样本大小对基于人工智能的医疗保健预测模型的质量和效用的重要性。

为了从人工智能（AI）研究中获得可靠的医疗保健结果，需要严格的研究设计和分析标准。一个关键但经常被忽视的方面是确定适当的样本量，用于开发基于人工智能的个体诊断或预后预测模型的研究。具体来说，模型训练和评估所需的数据集中的参与者和结果事件的数量仍然没有得到充分的解决。大多数人工智能研究没有为其选择的样本量提供基本原理，并且经常依赖于不足以训练或评估临床预测模型的数据集。在由美国食品和药物管理局、英国药品和保健产品监管局和加拿大卫生部建立的良好机器学习实践的十大原则中，关于样本量的指导至少与三项原则直接相关。为了加强这一建议，我们列出了七个原因，为什么样本量不足会对模型训练、评估和性能产生负面影响。通过一系列的例子，我们说明了这些问题，并讨论了对患者护理和临床采用的潜在有害后果。此外，我们还解决了与人工智能研究中样本量增加相关的挑战，并强调了用于计算模型训练和评估所需的最小样本量的现有方法和软件。

本文章由计算机程序翻译，如有差异，请以英文原文为准。

求助全文

约1分钟内获得全文求助全文

来源期刊

Lancet Digital Health Multiple-

CiteScore

41.20

自引率

1.60%

发文量

232

审稿时长

13 weeks

期刊介绍： The Lancet Digital Health publishes important, innovative, and practice-changing research on any topic connected with digital technology in clinical medicine, public health, and global health.
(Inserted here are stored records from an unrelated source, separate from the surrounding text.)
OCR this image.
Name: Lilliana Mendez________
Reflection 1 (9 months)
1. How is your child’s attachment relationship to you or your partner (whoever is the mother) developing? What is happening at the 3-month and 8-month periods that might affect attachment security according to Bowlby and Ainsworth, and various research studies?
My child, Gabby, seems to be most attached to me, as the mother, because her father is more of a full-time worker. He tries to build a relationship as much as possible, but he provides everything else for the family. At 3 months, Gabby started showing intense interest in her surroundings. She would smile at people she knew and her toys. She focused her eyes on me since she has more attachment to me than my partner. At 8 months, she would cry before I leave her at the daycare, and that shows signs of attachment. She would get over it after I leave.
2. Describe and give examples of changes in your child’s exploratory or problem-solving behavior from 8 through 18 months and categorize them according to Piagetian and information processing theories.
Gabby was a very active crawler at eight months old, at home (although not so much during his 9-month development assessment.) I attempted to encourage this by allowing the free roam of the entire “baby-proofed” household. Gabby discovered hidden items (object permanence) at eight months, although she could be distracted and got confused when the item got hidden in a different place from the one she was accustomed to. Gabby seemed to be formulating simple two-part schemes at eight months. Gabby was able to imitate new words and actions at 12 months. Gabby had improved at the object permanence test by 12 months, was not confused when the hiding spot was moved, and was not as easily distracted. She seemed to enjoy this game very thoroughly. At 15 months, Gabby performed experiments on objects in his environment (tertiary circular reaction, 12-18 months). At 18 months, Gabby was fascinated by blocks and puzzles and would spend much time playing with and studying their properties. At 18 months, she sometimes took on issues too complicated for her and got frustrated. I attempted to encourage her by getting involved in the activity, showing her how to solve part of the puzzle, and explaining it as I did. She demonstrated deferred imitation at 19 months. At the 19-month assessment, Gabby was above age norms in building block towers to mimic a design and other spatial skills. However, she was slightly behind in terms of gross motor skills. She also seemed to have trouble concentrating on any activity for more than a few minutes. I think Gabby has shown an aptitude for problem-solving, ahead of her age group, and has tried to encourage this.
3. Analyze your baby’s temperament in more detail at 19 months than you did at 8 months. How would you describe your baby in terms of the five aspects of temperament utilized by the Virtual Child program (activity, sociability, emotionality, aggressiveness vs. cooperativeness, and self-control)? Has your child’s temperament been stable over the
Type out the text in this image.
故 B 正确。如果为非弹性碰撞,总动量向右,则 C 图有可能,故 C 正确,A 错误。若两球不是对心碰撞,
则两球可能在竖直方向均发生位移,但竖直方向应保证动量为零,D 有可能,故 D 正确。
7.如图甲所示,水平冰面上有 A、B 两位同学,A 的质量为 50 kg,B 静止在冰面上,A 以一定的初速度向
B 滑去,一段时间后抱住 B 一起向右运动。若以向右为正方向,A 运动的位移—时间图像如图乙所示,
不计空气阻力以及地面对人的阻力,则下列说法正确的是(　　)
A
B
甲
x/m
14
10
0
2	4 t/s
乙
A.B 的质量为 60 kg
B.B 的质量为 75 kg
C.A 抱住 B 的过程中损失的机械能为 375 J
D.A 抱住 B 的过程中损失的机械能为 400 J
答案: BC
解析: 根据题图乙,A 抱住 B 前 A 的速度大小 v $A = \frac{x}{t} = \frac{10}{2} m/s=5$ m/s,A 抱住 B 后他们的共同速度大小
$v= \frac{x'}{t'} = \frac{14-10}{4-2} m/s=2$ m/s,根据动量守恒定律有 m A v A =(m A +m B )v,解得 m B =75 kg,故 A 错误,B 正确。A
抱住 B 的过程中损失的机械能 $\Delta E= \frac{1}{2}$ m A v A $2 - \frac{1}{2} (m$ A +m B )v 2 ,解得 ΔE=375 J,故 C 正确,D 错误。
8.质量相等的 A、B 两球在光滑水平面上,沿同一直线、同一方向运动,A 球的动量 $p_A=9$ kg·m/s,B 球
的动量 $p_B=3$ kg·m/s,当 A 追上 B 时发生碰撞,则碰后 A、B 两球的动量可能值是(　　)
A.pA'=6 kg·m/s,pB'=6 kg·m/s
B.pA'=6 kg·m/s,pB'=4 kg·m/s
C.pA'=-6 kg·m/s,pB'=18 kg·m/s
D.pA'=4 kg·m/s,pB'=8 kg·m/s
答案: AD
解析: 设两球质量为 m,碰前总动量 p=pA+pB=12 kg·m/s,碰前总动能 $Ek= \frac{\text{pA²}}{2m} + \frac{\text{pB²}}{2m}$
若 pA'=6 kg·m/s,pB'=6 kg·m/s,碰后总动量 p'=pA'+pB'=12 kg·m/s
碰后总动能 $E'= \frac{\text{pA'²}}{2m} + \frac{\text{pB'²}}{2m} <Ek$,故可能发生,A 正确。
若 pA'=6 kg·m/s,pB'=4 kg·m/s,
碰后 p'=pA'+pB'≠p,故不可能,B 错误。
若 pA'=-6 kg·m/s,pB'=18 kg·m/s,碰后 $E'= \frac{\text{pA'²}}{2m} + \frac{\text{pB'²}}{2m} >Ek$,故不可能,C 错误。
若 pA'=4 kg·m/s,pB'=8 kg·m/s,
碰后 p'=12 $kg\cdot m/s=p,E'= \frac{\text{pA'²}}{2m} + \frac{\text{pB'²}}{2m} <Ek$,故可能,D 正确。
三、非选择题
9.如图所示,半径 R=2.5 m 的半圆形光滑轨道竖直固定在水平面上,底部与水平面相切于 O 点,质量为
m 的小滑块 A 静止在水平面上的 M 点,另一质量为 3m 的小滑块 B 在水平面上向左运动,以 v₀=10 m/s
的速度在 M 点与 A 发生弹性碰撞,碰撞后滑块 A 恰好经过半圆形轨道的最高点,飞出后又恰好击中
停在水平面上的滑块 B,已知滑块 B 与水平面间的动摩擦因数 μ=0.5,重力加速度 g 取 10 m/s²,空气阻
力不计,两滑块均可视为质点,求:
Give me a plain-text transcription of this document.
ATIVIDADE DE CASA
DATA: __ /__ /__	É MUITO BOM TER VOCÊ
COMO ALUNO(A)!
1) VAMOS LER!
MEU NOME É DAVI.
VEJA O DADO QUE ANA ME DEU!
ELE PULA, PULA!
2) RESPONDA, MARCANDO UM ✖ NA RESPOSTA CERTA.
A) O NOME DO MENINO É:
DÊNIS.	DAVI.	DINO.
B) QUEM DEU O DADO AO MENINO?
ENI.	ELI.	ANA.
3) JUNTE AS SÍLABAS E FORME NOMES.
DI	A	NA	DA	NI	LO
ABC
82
The journal’s open access content crosses subject boundaries, building bridges between health professionals and researchers.By bringing together the most important advances in this multidisciplinary field,The Lancet Digital Health is the most prominent publishing venue in digital health. We publish a range of content types including Articles,Review, Comment, and Correspondence, contributing to promoting digital technologies in health practice worldwide.